MENINGGAL: I Ketut Kardita saat menjalani sidang di Pengadilan Tindak Pidana Korupsi Denpasar beberapa bulan lalu. (ISTIMEWA)

BALI EXPRESS, DENPASAR - Kabar tragis datang dari terpidana kasus korupsi dana Kredit Ketahanan Pangan dan Energi (KPPE) senilai Rp 95 juta, I Ketut Kardita,46. Pasca divonis bersalah dan dihukum selama setahun oleh Majelis Hakim Pengadilan Tindak Pidana Korupsi (Tipikor) Denpasar pertengahan September 2018 lalu, kehidupannya berubah drastis.

Yang paling miris, hanya berselang sebulan pasca divonis, Kardita justru meninggal dunia. Dia sempat muntah darah hingga akhirnya dilarikan ke rumah sakit. Seperti dituturkan Edy Hartaka, mantan pengacara Kardita selama menjalani persidangan di Pengadilan Tipikor.

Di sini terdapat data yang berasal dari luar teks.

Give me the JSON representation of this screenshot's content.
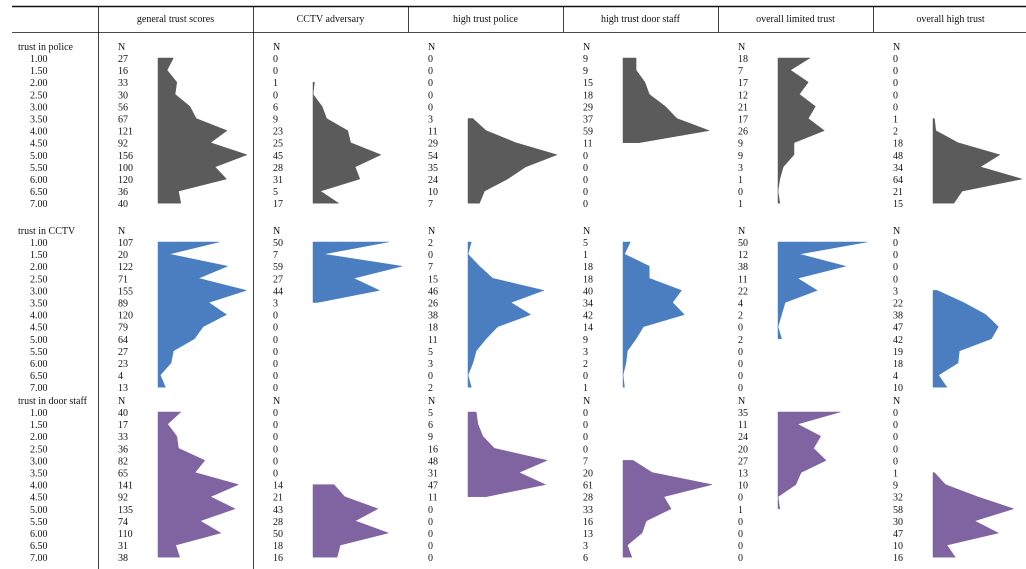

"Dia sakit keras. Di rutan dia sempat muntah darah sehingga harus dilarikan ke rumah sakit. Tidak lama kemudian dia meninggal dunia," tutur Edy, kemarin (18/11).

Sebetulnya, sambung Edy, sejak menjalani proses sidang, almarhum Kardita sudah menderita sakit. Bahkan sempat mengajukan izin berobat kepada majelis hakim. Namun hakim saat itu meminta dilakukan vonis sekalian. Dengan pertimbangan jarak antara Denpasar dan Singaraja yang relatif jauh.

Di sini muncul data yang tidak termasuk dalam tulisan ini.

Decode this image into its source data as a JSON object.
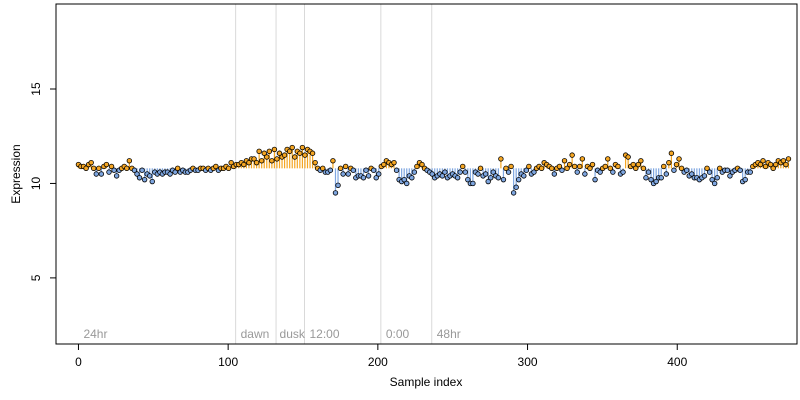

"Belum lagi anak-anaknya sekarang yang SD dan SMP putus sekolah. Karena gak tahan di-bully teman-temannya," imbuh Edy seraya menegaskan kembali bahwa Kardita sejatinya tidak bersalah.

Sekadar mengingat, pada 19 September 2018 lalu Kardita menjalani sidang putusan di Pengadilan Tipikor Denpasar. Oleh pimpinan sidang kala itu, Hakim Angeliky Handajani Day, Ketua Kelompok Tani Ternak Sari Biji di Banjar Dinas Penulisan, Desa Tunjung, Kecamatan Kubutambahan, Kabupaten Buleleng itu dinilai terbukti secara meyakinkan bersalah melakukan tidak pidana korupsi sebagaimana dakwaan subsider.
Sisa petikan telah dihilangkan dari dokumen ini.